I honestly thought I was killing them but I was following a YouTube video and they said that’s how to do it. So I just trusted the process. I figured I had nothing to lose the winter was going to kill the anyway so I gave it a shot

I keep mine in the basement it’s probably about 60-65 F down there. They have an LED grow light on a timer 10 hours a day no natural sunlight at all down in my basement.
 
Tulips are a one time bloomer here and rot (about 75%). Still a pretty show if you can afford it! I love the currants and goose berries but too hot and humid here in 7b ( i am not accepting the 8a change as the coldest temps in official history here have all been in the last 40 years). If we are really zone 8 now, I should be able to grow olives here successfully and that is not going to happen currently! Bay laurel will grow about 100 miles south of here in the vicinity of Jackson MS. but can't survive our winters more than a odd year sometimes. The weather map makers are more politically inclined than horticulturalist.
I have 3 Hinnomaki Red gooseberry plants and I'm in 7B/8A. I just planted mine so they get shade during the hottest part of the day. They seem to be doing great...
 
I'm doing the same thing with 2 pepper plants. Mine had about 6 or 7 fruit on them when I brought them inside. The fruit developed but was smaller than normal. The plants dropped all their flowers over a month ago. Now the leaves look pale and sickly. I'm keeping them in my sunroom with all the other wintering plants. I do have grow lights about 18 inches above them but the temperature stays between 55 - 65 degrees in that room because of all the windows. I assumed they were not doing great because it's chilly for peppers. I'm debating on pruning them down a lot so they have less growth to support until spring. I did toss some rabbit poop in the bucket (mine are in 5 gallon buckets) since it hasn't been fed since it was planted in late spring last year...

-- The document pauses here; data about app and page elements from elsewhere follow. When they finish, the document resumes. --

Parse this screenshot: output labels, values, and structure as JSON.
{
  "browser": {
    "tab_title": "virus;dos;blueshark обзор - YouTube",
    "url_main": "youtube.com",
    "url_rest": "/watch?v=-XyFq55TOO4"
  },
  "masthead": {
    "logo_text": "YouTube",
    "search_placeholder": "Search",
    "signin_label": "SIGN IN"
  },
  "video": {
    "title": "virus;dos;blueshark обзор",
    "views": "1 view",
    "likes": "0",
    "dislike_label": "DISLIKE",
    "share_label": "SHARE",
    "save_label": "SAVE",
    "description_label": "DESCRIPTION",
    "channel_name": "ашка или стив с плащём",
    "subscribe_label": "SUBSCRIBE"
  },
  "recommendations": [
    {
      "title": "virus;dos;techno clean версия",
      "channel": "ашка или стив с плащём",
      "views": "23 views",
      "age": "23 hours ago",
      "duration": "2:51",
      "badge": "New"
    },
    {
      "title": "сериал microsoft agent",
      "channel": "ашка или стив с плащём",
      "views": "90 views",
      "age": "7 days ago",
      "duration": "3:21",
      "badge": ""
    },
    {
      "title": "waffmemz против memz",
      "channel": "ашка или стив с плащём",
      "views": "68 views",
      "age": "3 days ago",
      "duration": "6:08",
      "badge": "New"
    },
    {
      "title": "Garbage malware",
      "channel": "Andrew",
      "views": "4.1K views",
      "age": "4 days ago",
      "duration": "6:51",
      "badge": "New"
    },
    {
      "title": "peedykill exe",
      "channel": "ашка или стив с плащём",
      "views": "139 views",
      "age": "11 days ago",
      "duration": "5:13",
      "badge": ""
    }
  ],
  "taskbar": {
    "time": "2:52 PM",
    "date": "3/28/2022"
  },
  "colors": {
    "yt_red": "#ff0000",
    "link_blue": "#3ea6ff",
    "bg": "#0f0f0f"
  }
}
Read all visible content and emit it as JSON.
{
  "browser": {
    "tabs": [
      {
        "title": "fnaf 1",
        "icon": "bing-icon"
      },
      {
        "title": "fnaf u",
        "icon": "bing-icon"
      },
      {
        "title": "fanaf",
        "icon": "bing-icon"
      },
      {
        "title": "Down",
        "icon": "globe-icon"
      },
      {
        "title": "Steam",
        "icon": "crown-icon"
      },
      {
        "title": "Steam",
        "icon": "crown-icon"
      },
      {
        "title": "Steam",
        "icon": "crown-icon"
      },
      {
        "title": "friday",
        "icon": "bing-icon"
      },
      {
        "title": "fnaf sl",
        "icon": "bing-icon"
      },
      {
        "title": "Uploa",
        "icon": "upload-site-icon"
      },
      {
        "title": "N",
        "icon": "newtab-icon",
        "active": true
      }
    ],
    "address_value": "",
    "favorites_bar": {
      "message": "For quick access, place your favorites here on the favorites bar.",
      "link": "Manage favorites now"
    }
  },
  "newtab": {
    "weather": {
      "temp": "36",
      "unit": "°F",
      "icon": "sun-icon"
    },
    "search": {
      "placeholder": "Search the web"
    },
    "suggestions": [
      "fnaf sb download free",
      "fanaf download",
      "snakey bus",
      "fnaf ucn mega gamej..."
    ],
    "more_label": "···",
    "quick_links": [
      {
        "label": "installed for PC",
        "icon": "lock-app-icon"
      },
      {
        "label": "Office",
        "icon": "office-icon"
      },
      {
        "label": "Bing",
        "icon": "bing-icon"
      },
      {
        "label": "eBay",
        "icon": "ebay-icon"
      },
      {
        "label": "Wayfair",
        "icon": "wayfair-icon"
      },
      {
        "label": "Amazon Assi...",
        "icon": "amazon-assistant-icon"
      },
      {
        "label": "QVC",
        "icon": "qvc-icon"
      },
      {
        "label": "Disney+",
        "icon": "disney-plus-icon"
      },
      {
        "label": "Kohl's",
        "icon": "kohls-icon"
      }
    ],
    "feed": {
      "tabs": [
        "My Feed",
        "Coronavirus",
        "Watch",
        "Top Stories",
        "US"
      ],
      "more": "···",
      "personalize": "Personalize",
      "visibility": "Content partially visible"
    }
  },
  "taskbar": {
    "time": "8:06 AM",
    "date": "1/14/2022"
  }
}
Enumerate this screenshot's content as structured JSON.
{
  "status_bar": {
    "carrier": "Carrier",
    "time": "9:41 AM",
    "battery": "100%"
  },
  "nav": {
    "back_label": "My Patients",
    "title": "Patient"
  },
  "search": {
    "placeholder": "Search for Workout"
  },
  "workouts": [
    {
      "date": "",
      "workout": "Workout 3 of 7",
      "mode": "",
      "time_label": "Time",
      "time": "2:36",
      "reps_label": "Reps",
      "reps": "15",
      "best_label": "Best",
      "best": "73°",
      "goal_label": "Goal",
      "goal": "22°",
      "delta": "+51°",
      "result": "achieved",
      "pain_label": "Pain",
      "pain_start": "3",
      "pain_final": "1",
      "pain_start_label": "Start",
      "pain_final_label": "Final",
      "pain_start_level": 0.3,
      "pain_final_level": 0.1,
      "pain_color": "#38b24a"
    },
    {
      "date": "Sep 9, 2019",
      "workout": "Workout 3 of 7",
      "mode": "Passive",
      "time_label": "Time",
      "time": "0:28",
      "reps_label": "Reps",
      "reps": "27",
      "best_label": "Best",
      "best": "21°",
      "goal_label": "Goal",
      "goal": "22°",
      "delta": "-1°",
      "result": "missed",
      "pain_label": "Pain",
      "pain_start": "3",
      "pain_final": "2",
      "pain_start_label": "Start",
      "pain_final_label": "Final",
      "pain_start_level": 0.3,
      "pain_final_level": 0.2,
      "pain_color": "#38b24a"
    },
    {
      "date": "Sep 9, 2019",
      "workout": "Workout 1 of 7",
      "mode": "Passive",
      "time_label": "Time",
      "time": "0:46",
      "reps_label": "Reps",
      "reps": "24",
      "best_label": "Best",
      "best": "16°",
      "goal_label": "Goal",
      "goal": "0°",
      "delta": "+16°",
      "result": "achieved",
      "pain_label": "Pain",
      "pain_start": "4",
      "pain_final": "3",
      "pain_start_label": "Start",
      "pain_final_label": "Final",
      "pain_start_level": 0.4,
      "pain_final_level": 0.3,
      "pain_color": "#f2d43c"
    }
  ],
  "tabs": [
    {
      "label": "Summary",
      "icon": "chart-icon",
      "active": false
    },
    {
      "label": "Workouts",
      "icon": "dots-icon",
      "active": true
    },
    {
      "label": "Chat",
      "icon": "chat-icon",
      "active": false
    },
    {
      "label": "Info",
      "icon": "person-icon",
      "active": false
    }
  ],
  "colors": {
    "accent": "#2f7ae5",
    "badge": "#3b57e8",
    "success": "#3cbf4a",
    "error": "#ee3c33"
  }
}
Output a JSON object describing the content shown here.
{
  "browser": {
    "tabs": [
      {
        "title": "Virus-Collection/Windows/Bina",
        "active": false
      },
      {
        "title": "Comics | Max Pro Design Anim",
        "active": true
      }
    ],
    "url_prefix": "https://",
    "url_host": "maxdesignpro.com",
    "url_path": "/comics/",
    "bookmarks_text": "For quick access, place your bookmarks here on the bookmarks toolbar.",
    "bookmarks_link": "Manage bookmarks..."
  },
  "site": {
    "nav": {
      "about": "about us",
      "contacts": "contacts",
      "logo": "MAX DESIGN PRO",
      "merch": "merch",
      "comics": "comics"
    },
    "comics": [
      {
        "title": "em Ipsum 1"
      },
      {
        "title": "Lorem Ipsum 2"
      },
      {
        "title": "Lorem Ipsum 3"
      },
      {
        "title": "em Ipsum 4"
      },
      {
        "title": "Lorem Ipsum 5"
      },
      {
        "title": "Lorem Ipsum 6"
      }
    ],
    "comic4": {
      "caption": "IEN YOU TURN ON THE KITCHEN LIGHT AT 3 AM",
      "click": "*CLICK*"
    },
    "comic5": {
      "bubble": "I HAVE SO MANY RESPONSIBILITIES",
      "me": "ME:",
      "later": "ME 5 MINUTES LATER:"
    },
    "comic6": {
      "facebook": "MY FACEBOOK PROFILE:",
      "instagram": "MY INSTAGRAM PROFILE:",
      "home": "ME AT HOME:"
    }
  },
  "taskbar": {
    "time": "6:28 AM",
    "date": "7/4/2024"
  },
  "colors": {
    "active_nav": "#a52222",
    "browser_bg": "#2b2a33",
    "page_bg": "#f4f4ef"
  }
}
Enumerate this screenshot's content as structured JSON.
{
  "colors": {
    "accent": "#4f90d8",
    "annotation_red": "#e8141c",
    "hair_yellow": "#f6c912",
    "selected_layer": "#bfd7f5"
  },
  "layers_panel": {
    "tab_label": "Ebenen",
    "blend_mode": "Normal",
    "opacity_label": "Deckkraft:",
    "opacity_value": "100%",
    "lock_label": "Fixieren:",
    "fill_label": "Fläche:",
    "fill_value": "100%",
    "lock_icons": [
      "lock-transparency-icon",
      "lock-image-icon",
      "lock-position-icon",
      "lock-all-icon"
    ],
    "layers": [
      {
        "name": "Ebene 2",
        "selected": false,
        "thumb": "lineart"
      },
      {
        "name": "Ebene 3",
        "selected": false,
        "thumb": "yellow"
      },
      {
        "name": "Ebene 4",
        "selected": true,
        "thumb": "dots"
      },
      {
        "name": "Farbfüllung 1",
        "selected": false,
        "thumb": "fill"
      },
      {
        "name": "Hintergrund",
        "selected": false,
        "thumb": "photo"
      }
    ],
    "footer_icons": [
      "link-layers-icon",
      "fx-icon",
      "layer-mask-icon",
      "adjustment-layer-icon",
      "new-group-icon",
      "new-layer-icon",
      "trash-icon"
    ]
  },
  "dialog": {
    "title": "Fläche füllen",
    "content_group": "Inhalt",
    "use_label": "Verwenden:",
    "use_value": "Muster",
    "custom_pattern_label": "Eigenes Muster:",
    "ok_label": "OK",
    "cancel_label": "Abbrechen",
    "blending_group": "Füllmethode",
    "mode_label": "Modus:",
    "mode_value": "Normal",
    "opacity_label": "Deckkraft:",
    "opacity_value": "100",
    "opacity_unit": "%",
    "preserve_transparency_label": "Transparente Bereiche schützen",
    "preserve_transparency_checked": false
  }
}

prune them and they will regrow next spring. that's what I did and kept them outside (in zone 9b).
 
There are plants that can't survive the hotter summers of zone 8-10. I'm zone 8a (was 7b). I can't grow tulips, nasturtiums, lilacs.



I had both nasturtiums and lilacs in zone 9b. actually I picked nasturtiums that escaped a neighbor's garden and continued to grow wild like a weed. they probably got water from the other side of the fence where people watered their plants and trees.